Распорядок дня у них очень строгий. Когда мы часов в девять утра только спускаемся по своей тропинке умываться, покрывшиеся гусиной кожей аквалангисты, бесшумно, как диверсанты в приключенческом фильме, уже появляются из воды с полными авоськами трепангов. Бородатый командир их дает ныряльщикам пару раз дохнуть свежим воздухом и снова гонит в море.
Потом туристы здесь же на берегу потрошат свои трофеи: режут большими ножами трепангов, выколупывают из раковин гребешков, полощут в каком-то растворе ежей и морских звезд и раскладывают их по картонным коробкам со множеством специальных отсеков.
Разговаривают они между собой короткими фразами, как хирурги во время операции:
— Женя, нож!
— Держи угол!.. Хоп — довольно!
— Бэби — вода?
— Двадцать градусов, — четко отвечает Бэби.
— Пойдешь еще?
— Да.

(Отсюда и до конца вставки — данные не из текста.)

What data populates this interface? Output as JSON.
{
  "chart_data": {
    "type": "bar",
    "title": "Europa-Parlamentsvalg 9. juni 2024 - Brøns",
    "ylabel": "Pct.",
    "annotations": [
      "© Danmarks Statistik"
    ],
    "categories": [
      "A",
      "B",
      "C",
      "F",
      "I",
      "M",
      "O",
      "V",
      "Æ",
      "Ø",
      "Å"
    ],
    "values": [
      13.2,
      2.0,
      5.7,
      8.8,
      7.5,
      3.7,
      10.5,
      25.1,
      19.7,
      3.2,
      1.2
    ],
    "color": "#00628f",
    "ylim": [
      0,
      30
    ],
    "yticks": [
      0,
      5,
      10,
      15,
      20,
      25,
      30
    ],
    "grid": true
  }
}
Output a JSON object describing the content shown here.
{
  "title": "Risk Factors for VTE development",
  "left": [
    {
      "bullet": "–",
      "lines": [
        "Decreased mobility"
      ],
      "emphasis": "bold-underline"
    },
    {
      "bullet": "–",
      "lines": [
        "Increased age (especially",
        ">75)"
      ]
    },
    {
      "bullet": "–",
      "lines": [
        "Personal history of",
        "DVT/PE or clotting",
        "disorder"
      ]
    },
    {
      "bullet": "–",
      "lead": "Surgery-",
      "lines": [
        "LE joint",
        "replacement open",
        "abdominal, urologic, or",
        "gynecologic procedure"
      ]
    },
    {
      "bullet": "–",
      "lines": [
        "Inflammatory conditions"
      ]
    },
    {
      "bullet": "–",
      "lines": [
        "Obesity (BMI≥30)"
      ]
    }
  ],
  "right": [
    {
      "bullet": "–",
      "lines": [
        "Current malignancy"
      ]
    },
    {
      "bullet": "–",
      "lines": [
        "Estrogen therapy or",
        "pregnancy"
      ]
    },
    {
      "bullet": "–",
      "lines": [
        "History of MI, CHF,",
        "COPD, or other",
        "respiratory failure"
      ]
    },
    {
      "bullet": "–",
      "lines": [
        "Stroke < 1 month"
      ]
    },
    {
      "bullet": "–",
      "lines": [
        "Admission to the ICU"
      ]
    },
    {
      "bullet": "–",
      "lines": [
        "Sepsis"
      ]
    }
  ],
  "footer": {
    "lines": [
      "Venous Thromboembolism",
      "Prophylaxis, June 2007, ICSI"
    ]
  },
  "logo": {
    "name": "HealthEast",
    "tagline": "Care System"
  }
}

На сорок минут.
— А воздуху осталось?
— На сорок две.
Иногда кто-нибудь из них посещает нашу стоянку, и тогда нам становится неловко: за наши неимпортные ласты, за маски с заклеенными изолентой трещинками на стеклах, за единственный закопченный котелок представляющий из себя магазинную кастрюльку с продетым сквозь ручки куском ржавой проволоки. Гость небрежно перекидывает наш скромный улов и говорит:
— Мелковаты ежики. Самые крупные ежи вон на той косе.
— Ого! — говорим мы. — Так ведь до нее — только на подводной лодке…
— Без аппарата, конечно, трудно, — соглашается гость.
— Гребешки едите? — спрашивает он. — Мы из них варим суп. Вкусно.
Тут Паганель, как бывший одессит и специалист, начинает объяснять, что гребешки хороши не только в супе, но также и сырые, жаренные на сковородке с маслом и прямо на костре в собственном соку. Попутно он сообщает, что в морских ежах есть ценная икра, а трепангов надо сначала кипятить в течение четырех часов, затем обжаривать и лишь потом есть.
— Ага… Угу, — внимательно слушает гость. — Вон что… Неужели?.. А то нам суп уже приелся… Так-так… Ну, спасибо.
— Ручаюсь, что после этой информации они удвоят уловы, — говорит довольный Паганель.
Соседи, и точно, на другой день удваивают улов.
Паганель не перестает восхищаться москвичами. Он говорит, что после общения с ними начинает как-то светло и оптимистично смотреть в наше будущее, оно представляется ему в надежных руках.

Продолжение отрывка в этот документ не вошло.